Using resticprofile from a docker image

You can run resticprofile inside a docker container. It is probably the easiest way to install resticprofile (and restic at the same time) and keep it updated.

But be aware that you will need to mount your backup source (and destination if it’s local) as a docker volume. Depending on your operating system, the backup might be slower. Volumes mounted on a mac OS host are well known for being quite slow.

By default, the resticprofile container starts at /resticprofile. So you can feed a configuration this way:

docker run -it --rm -v $PWD/examples:/resticprofile creativeprojects/resticprofile

You can list your profiles:

docker run -it --rm -v $PWD/examples:/resticprofile creativeprojects/resticprofile profiles

Container host name

Each time a container is started, it gets assigned a new random name.

You might want to force a hostname when starting your container via docker run (flags -h or --hostname):

docker run -it --rm -v $PWD:/resticprofile -h my-hostname creativeprojects/resticprofile -n profile backup


Starting from version 0.18.0, the resticprofile docker image is available in these 2 platforms:

  • linux/amd64
  • linux/arm64/v8 (compatible with raspberry pi 64bits)
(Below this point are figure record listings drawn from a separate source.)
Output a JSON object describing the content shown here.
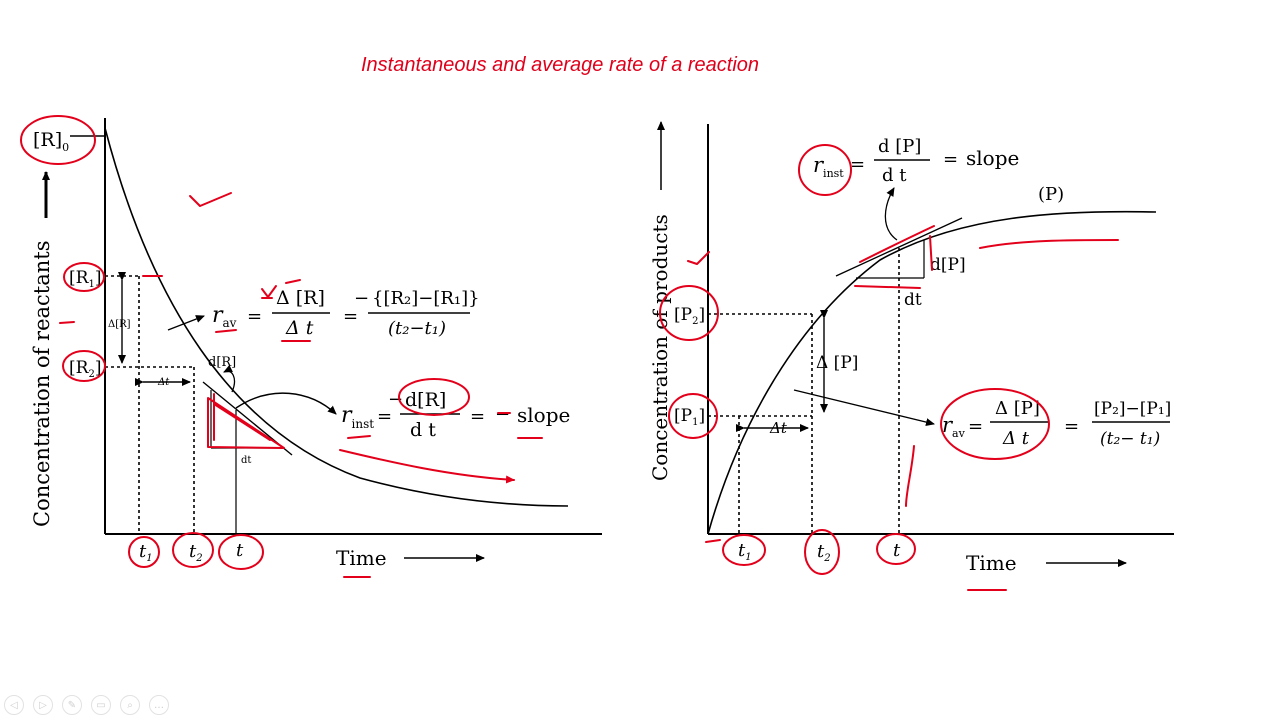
{
  "title": "Instantaneous and average rate of a reaction",
  "left_graph": {
    "y_axis_label": "Concentration of reactants",
    "x_axis_label": "Time",
    "r0_label": "[R]",
    "r0_sub": "0",
    "r1_label": "[R",
    "r1_sub": "1",
    "r2_label": "[R",
    "r2_sub": "2",
    "delta_r_label": "Δ[R]",
    "delta_t_label": "Δt",
    "dR_label": "d[R]",
    "dt_label": "dt",
    "t1_label": "t",
    "t1_sub": "1",
    "t2_label": "t",
    "t2_sub": "2",
    "t_label": "t",
    "r_av_symbol": "r",
    "r_av_sub": "av",
    "r_av_num": "Δ [R]",
    "r_av_den": "Δ t",
    "r_av_minus": "−",
    "r_av_rhs_num": "{[R₂]−[R₁]}",
    "r_av_rhs_den": "(t₂−t₁)",
    "r_inst_symbol": "r",
    "r_inst_sub": "inst",
    "r_inst_num": "d[R]",
    "r_inst_den": "d t",
    "r_inst_rhs": "slope",
    "minus": "−",
    "equals": "="
  },
  "right_graph": {
    "y_axis_label": "Concentration of products",
    "x_axis_label": "Time",
    "p_curve_label": "(P)",
    "p1_label": "[P",
    "p1_sub": "1",
    "p2_label": "[P",
    "p2_sub": "2",
    "delta_p_label": "Δ [P]",
    "delta_t_label": "Δt",
    "dP_label": "d[P]",
    "dt_label": "dt",
    "t1_label": "t",
    "t1_sub": "1",
    "t2_label": "t",
    "t2_sub": "2",
    "t_label": "t",
    "r_inst_symbol": "r",
    "r_inst_sub": "inst",
    "r_inst_num": "d [P]",
    "r_inst_den": "d t",
    "r_inst_rhs": "slope",
    "r_av_symbol": "r",
    "r_av_sub": "av",
    "r_av_num": "Δ [P]",
    "r_av_den": "Δ t",
    "r_av_rhs_num": "[P₂]−[P₁]",
    "r_av_rhs_den": "(t₂− t₁)",
    "equals": "="
  },
  "colors": {
    "annotation": "#e3001b",
    "title": "#e0001b",
    "ink": "#000000"
  },
  "toolbar": {
    "icons": [
      "back-icon",
      "forward-icon",
      "pen-icon",
      "copy-icon",
      "zoom-icon",
      "more-icon"
    ],
    "glyphs": [
      "◁",
      "▷",
      "✎",
      "▭",
      "⌕",
      "…"
    ]
  }
}
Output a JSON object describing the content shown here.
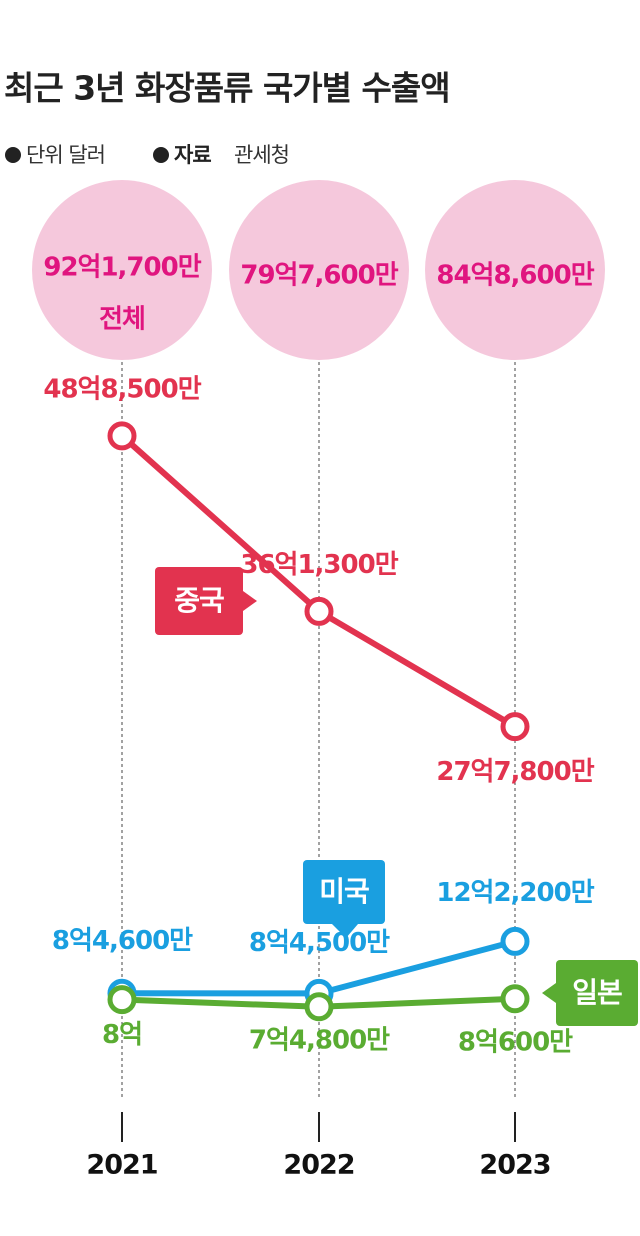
{
  "chart_data": {
    "type": "line",
    "title": "최근 3년 화장품류 국가별 수출액",
    "unit": "단위 달러",
    "source_label": "자료",
    "source": "관세청",
    "categories": [
      "2021",
      "2022",
      "2023"
    ],
    "totals": {
      "name": "전체",
      "color": "#f5c8dc",
      "text_color": "#e0157f",
      "values": [
        92.17,
        79.76,
        84.86
      ],
      "value_labels": [
        "92억1,700만",
        "79억7,600만",
        "84억8,600만"
      ]
    },
    "series": [
      {
        "name": "중국",
        "color": "#e2334f",
        "values": [
          48.85,
          36.13,
          27.78
        ],
        "value_labels": [
          "48억8,500만",
          "36억1,300만",
          "27억7,800만"
        ]
      },
      {
        "name": "미국",
        "color": "#1a9fe0",
        "values": [
          8.46,
          8.45,
          12.22
        ],
        "value_labels": [
          "8억4,600만",
          "8억4,500만",
          "12억2,200만"
        ]
      },
      {
        "name": "일본",
        "color": "#5aac32",
        "values": [
          8.0,
          7.48,
          8.06
        ],
        "value_labels": [
          "8억",
          "7억4,800만",
          "8억600만"
        ]
      }
    ],
    "ylim": [
      0,
      50
    ],
    "log": false
  }
}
Starting from version 0.18.0, the resticprofile docker image also includes rclone.

Release cycle on docker hub

The docker image is uploaded automatically on docker hub when a new release is published on github. Also, the latest tag is updated to the latest release.

Every week, the latest image is rebuilt to include the latest updates from restic, rclone and the base image (alpine).

Another image is also updated after every commit on the main branch. It’s tagged with nightly. Please be aware that this image might be unstable and should not be used in production.

Scheduling with docker compose

There’s an example in the contribution section how to schedule backups in a long running container. The configuration needs to specify crond as a scheduler.